A foolish, passionate man


I have little doubt that I have, indeed, been a foolish man many times in my lifetime. Of course, like most people, I preferred to be known as a wise man. In fact, if anything, most of my life, like far too many of my ex-students, I prided myself a little too much on just how bright a student I was, as if somehow life and school were the same.

Once I read Isaac Singer’s remarkable "Gimpel the Fool," though, I never worried about being called a fool again. If only I could be as foolish as Gimpel.

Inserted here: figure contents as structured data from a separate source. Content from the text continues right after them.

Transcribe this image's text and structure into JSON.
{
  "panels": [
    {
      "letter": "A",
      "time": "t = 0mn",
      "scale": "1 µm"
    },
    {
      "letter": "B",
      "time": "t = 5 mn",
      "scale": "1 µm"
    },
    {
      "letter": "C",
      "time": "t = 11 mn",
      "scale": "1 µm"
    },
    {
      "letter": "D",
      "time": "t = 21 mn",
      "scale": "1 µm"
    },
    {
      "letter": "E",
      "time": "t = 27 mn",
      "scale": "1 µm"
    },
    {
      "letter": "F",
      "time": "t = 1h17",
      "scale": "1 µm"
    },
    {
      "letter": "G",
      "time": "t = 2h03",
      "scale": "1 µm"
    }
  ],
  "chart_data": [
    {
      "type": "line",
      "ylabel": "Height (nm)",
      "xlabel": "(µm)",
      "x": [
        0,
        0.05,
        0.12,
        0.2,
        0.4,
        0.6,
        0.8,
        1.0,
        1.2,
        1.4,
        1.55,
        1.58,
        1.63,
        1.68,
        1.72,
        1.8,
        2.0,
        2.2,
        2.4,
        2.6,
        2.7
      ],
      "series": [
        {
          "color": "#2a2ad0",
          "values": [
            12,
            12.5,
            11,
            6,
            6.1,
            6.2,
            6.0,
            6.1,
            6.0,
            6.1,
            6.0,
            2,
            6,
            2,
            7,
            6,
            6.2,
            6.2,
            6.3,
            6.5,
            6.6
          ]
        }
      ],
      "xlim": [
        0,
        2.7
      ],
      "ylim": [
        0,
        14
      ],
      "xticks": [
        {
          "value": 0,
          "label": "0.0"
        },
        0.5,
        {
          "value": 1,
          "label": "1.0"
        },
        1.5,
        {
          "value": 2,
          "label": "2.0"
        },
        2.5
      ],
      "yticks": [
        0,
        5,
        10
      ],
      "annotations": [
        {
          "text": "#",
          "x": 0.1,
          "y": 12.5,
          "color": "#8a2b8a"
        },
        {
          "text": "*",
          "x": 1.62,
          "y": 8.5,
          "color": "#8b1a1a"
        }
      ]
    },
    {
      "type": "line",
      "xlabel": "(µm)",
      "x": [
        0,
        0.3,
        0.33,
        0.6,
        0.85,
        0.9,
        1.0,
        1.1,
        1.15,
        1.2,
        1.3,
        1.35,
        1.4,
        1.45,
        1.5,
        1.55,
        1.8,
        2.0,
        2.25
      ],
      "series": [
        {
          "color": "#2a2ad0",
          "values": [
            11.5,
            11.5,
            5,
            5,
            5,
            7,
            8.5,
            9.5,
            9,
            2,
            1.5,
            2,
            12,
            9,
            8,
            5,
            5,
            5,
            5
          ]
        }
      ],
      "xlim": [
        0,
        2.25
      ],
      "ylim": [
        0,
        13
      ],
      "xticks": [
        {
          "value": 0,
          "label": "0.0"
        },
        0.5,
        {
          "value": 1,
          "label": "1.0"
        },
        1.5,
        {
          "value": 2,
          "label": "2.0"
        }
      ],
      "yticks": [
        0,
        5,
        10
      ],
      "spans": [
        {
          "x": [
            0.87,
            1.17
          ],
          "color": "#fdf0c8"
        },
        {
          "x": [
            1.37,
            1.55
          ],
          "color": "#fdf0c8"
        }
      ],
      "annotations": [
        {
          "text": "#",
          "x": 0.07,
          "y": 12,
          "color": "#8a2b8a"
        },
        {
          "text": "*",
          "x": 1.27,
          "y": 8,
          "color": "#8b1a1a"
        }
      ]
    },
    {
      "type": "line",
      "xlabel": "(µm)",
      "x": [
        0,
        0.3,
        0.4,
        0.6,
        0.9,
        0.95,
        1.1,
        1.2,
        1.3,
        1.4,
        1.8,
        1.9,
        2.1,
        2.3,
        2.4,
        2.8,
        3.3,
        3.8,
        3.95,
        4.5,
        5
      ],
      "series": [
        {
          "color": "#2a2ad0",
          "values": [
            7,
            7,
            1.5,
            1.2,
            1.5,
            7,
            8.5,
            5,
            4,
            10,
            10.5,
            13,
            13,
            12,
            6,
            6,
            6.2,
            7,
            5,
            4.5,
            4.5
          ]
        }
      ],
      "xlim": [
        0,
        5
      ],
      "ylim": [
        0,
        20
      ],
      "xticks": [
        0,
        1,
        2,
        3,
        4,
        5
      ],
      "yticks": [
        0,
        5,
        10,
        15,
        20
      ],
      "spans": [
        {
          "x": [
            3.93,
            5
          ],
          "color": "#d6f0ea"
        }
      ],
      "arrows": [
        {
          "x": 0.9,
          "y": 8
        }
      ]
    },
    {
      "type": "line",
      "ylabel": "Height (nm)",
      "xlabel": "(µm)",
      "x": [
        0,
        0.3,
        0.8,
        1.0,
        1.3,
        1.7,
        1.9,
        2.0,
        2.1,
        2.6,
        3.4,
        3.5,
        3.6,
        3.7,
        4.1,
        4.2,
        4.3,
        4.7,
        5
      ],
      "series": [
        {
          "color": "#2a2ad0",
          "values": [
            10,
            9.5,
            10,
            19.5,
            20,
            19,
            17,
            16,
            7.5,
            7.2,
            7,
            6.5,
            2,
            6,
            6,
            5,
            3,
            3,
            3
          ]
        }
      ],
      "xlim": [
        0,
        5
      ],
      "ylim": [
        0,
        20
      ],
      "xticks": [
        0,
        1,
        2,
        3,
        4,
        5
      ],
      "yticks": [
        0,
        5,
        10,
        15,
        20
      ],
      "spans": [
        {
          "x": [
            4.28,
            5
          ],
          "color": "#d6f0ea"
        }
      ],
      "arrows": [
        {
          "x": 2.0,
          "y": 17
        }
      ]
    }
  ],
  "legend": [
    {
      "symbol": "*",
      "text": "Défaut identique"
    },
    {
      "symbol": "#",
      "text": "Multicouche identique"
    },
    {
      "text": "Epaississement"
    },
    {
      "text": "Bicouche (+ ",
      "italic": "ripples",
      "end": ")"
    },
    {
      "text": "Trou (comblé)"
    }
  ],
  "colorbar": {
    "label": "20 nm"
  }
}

Briefly, Gimpel spent his early life as the town fool, the butt of everyone’s jokes. Then he was pressured into marrying a woman of questionable virtue. When their child is born “prematurely” he, like most of us would, confronts his wife who berates him and tells him that it is certainly his child. Though unconvinced, his love for the child, perhaps the first true love he has ever known, takes over. He says, “I began to forget my sorrow. I loved the child madly, and he loved me too. As soon as he saw me he’d wave his little hands and want me to pick him up, and when he was colicky I was the only one who could pacify him.” Unfortunately, judging from the popular media, too few people are able to get past a wife’s sins to the child’s love. Hate, not love, controls their life.

Later Gimpel leaves his wife because of her adultery, but he is inevitably drawn back to her. “A longing took me, for her and for the child. I wanted to be angry, but that’s my misfortune exactly, I don’t have it in me to be really angry. In the first place-this was how my thoughts went-there’s bound to be a slip sometimes. You can’t live without errors.” Oh, duh. It’s just a lot easier to see other people’s errors.

Early in the story when Gimpel goes to the rabbi for advice the rabbi says, “It is written, better to be a fool all your days than for one hour to be evil. You are not a fool. They are the fools. For he who causes his neighbor to feel shame loses Paradise himself.” This sounds like perfect advice until the Rabbi’s daughter tries to trick him in the way out of the temple.

It’s little wonder that love loses out so often in a world where people are taught that there are right and wrong answers to life, where you are down-graded for being wrong, and where you are considered gullible if you trust others too much.

We should all be fools for love, especially if it is love for our fellow man. If we can’t manage to love everyone, at least it’s easy to be foolishly and passionately in love with the children of our world.